Nací en 1725 y morí en 1807. La única influencia divina en mi vida, desde que tengo memoria, fue mi madre, a quien tuve solo siete años. Cuando ella dejó mi vida a través de la muerte, yo era prácticamente un huérfano. Mi padre se volvió a casar, me envió a una estricta escuela militar, donde la severidad de la disciplina casi me rompe la espalda. No aguanté más y me fui en rebeldía a los diez años.

Un año después, al decidir que nunca volvería a ingresar a la educación formal, me convertí en aprendiz de marinero, con la esperanza de ingresar de alguna manera en el oficio de mi padre y aprender al menos la habilidad de navegar hábilmente en un barco. Poco a poco, a través de un proceso de tiempo, me entregué lentamente al diablo. Y determiné que pecaría hasta saciarme sin restricciones, ahora que la lámpara justa de mi vida se había apagado. Hice eso hasta mis días en el
servicio militar, donde nuevamente la disciplina trabajó duro en mi contra, pero me rebelé aún más. Mi espíritu no se quebraba, y me volví cada vez más y más rebelde.

Debido a una serie de cosas con las que no estaba de acuerdo en el ejército, finalmente deserté, solo para ser capturado como un delincuente común y golpeado públicamente varias veces. Después de soportar el castigo, volví a huir. Tuve pensamientos de suicidio en mi camino a África, decidiendo que ese sería el lugar donde podría alejarme más de cualquiera que me conociera. Y de nuevo hice pacto con el diablo de vivir para él.

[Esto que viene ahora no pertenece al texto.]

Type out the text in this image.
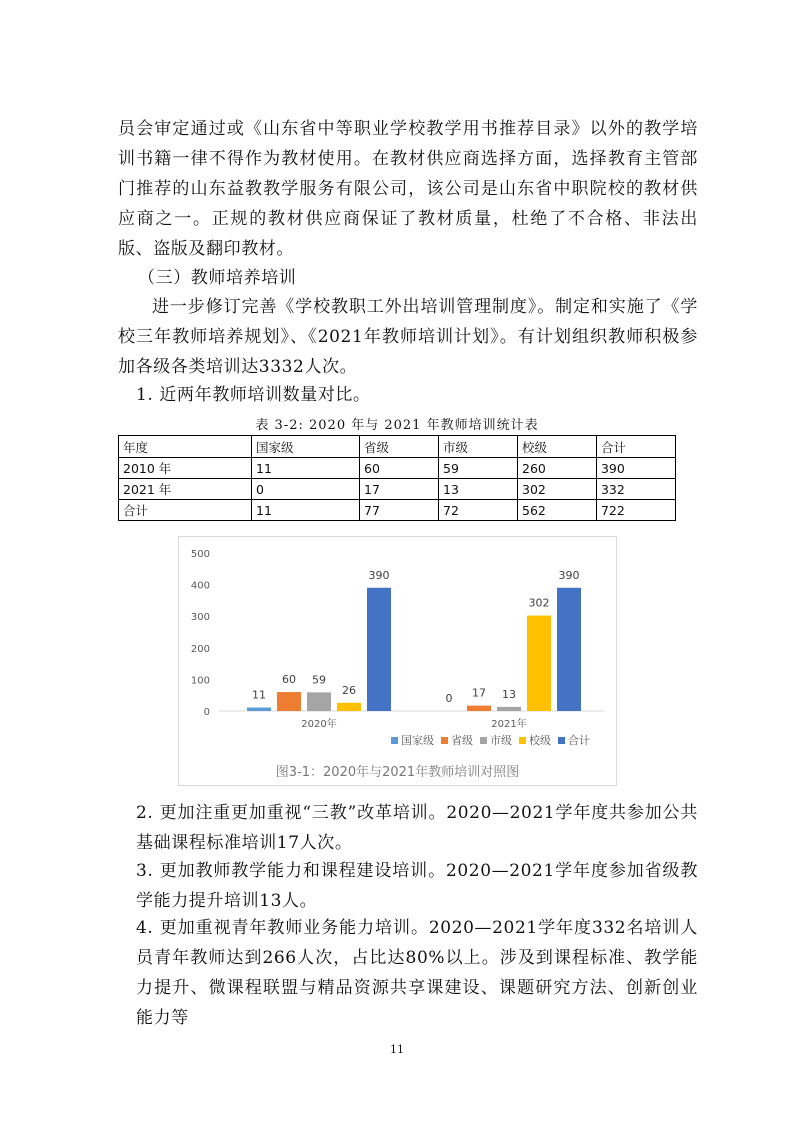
员会审定通过或《山东省中等职业学校教学用书推荐目录》以外的教学培训书籍一律不得作为教材使用。在教材供应商选择方面，选择教育主管部门推荐的山东益教教学服务有限公司，该公司是山东省中职院校的教材供应商之一。正规的教材供应商保证了教材质量，杜绝了不合格、非法出版、盗版及翻印教材。

（三）教师培养培训

进一步修订完善《学校教职工外出培训管理制度》。制定和实施了《学校三年教师培养规划》、《2021年教师培训计划》。有计划组织教师积极参加各级各类培训达3332人次。

1. 近两年教师培训数量对比。
表 3-2: 2020 年与 2021 年教师培训统计表
年度	国家级	省级	市级	校级	合计
2010 年	11	60	59	260	390
2021 年	0	17	13	302	332
合计	11	77	72	562	722
0
100
200
300
400
500
11
60 59
26
390
2020年
0 17 13
302
390
2021年
国家级 省级 市级 校级 合计
图3-1：2020年与2021年教师培训对照图
2. 更加注重更加重视“三教”改革培训。2020—2021学年度共参加公共基础课程标准培训17人次。
3. 更加教师教学能力和课程建设培训。2020—2021学年度参加省级教学能力提升培训13人。
4. 更加重视青年教师业务能力培训。2020—2021学年度332名培训人员青年教师达到266人次，占比达80%以上。涉及到课程标准、教学能力提升、微课程联盟与精品资源共享课建设、课题研究方法、创新创业能力等
11
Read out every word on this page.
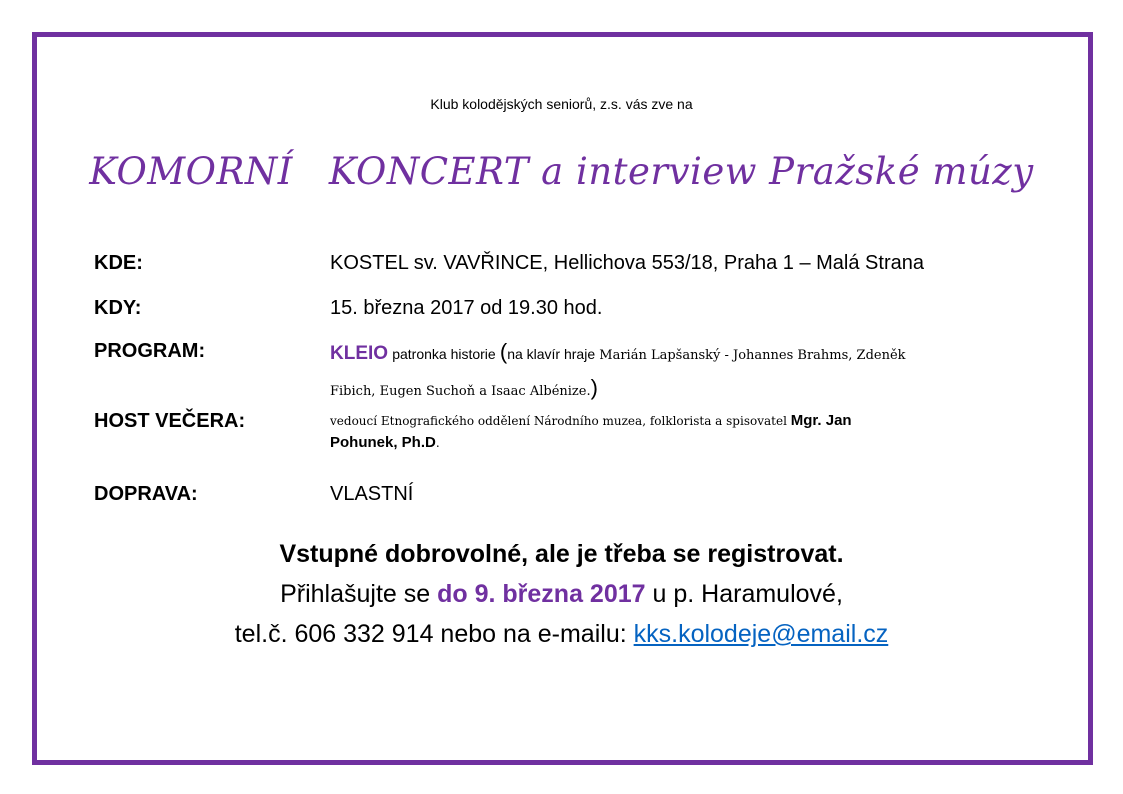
Klub kolodějských seniorů, z.s. vás zve na
KOMORNÍ KONCERT a interview Pražské múzy
KDE:	KOSTEL sv. VAVŘINCE, Hellichova 553/18, Praha 1 – Malá Strana
KDY:	15. března 2017 od 19.30 hod.
PROGRAM:	KLEIO patronka historie (na klavír hraje Marián Lapšanský - Johannes Brahms, Zdeněk
Fibich, Eugen Suchoň a Isaac Albénize.)
HOST VEČERA:	vedoucí Etnografického oddělení Národního muzea, folklorista a spisovatel Mgr. Jan
Pohunek, Ph.D.
DOPRAVA:	VLASTNÍ
Vstupné dobrovolné, ale je třeba se registrovat.
Přihlašujte se do 9. března 2017 u p. Haramulové,
tel.č. 606 332 914 nebo na e-mailu: kks.kolodeje@email.cz
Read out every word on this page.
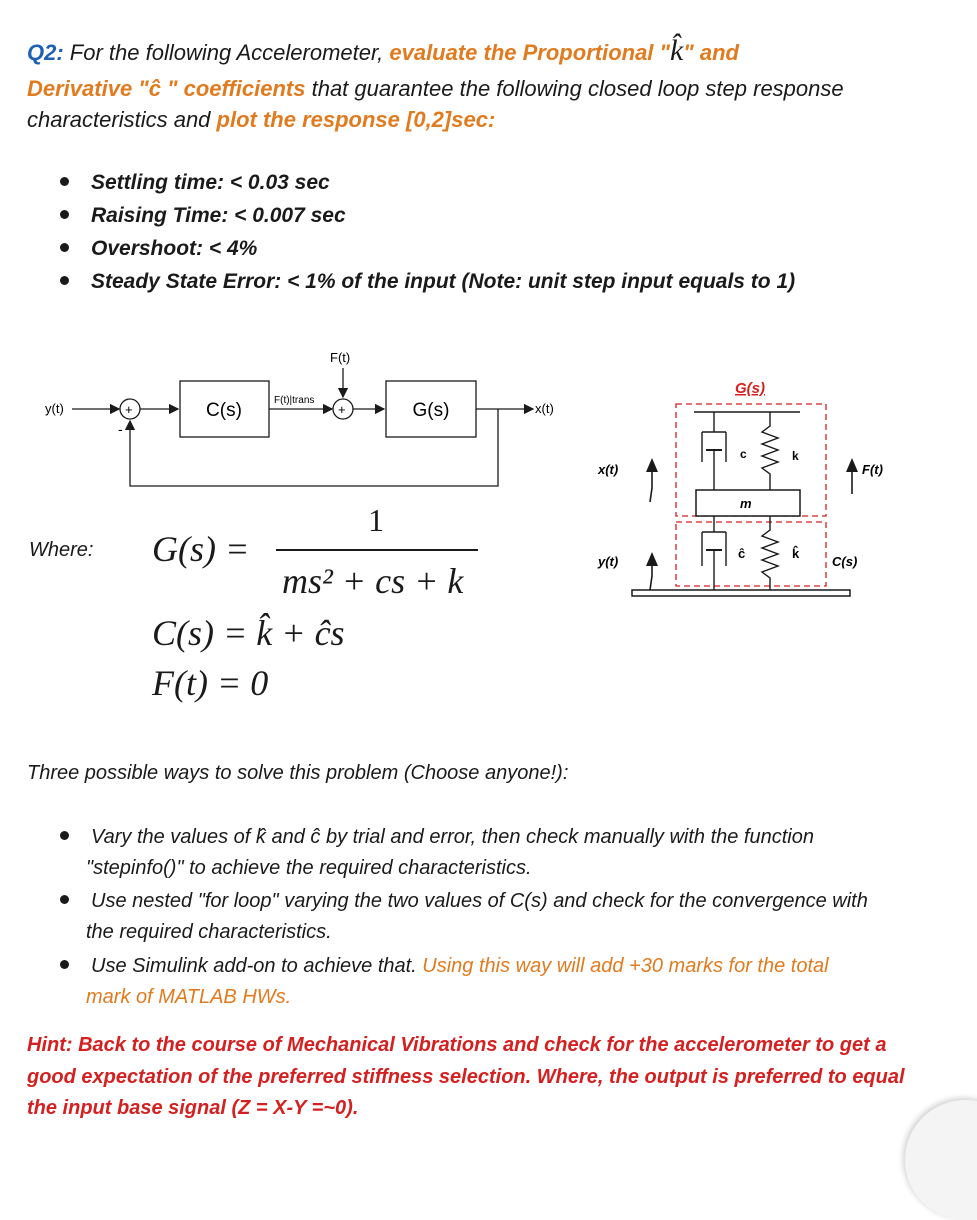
Q2: For the following Accelerometer, evaluate the Proportional "k̂" and
Derivative "ĉ " coefficients that guarantee the following closed loop step response
characteristics and plot the response [0,2]sec:
Settling time: < 0.03 sec
Raising Time: < 0.007 sec
Overshoot: < 4%
Steady State Error: < 1% of the input (Note: unit step input equals to 1)
y(t)	+
-
C(s)	F(t)|trans
F(t)
+	G(s)	x(t)
G(s)
c	k
m
x(t)	F(t)
ĉ	k̂
C(s)
y(t)
Where: G(s) =
1
ms² + cs + k
C(s) = k̂ + ĉs
F(t) = 0
Three possible ways to solve this problem (Choose anyone!):
Vary the values of k̂ and ĉ by trial and error, then check manually with the function
"stepinfo()" to achieve the required characteristics.
Use nested "for loop" varying the two values of C(s) and check for the convergence with
the required characteristics.
Use Simulink add-on to achieve that. Using this way will add +30 marks for the total
mark of MATLAB HWs.
Hint: Back to the course of Mechanical Vibrations and check for the accelerometer to get a
good expectation of the preferred stiffness selection. Where, the output is preferred to equal
the input base signal (Z = X-Y =~0).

De alguna manera, a través de un proceso de eventos, me puse en contacto con un traficante de esclavos portugués y viví en su casa. Su esposa, que estaba llena de hostilidad, se desquitó conmigo. Me pegaba y comía como un perro en el suelo de la casa. Si me negaba a hacer eso, me azotaría con un látigo. Huí sin un centavo, poseyendo solo la ropa que llevaba puesta, a la costa de África donde encendí una fogata, con la esperanza de atraer un barco que pasaba. El patrón pensó que yo tenía oro o esclavos o marfil para vender y se sorprendió porque yo era un hábil navegante. Y fue allí donde viví virtualmente durante un largo período de tiempo. Era un barco de esclavos, no era raro que hasta seiscientos negros de África estuvieran en la bodega del barco, abajo, siendo llevados a América.

Pasé por todo tipo de escapes estrechos con la muerte a solo un pelo de distancia en varias ocasiones. Una vez abrí unas cajas de ron y emborraché a todo el equipo. El patrón, indignado por mis acciones, me golpeó, me tiró abajo y viví de pan duro y verduras agrias durante un tiempo insoportable. Me llevó arriba para golpearme de nuevo, y caí por la borda. Como no sabía nadar, me arponeó para llevarme de vuelta al barco. Y viví con la cicatriz en mi costado, lo suficientemente grande como para meter mi puño, hasta el día de mi muerte.

A bordo, estaba inflamado de fiebre. Me enfurecí con la humillación. Se desató una tormenta y acabé de nuevo en la bodega del barco, entre las bombas. Para mantener el barco a flote, trabajé solo como sirviente de los esclavos. Allí, magullado y confundido, sangrando, enfermo, yo era el epítome del hombre degenerado.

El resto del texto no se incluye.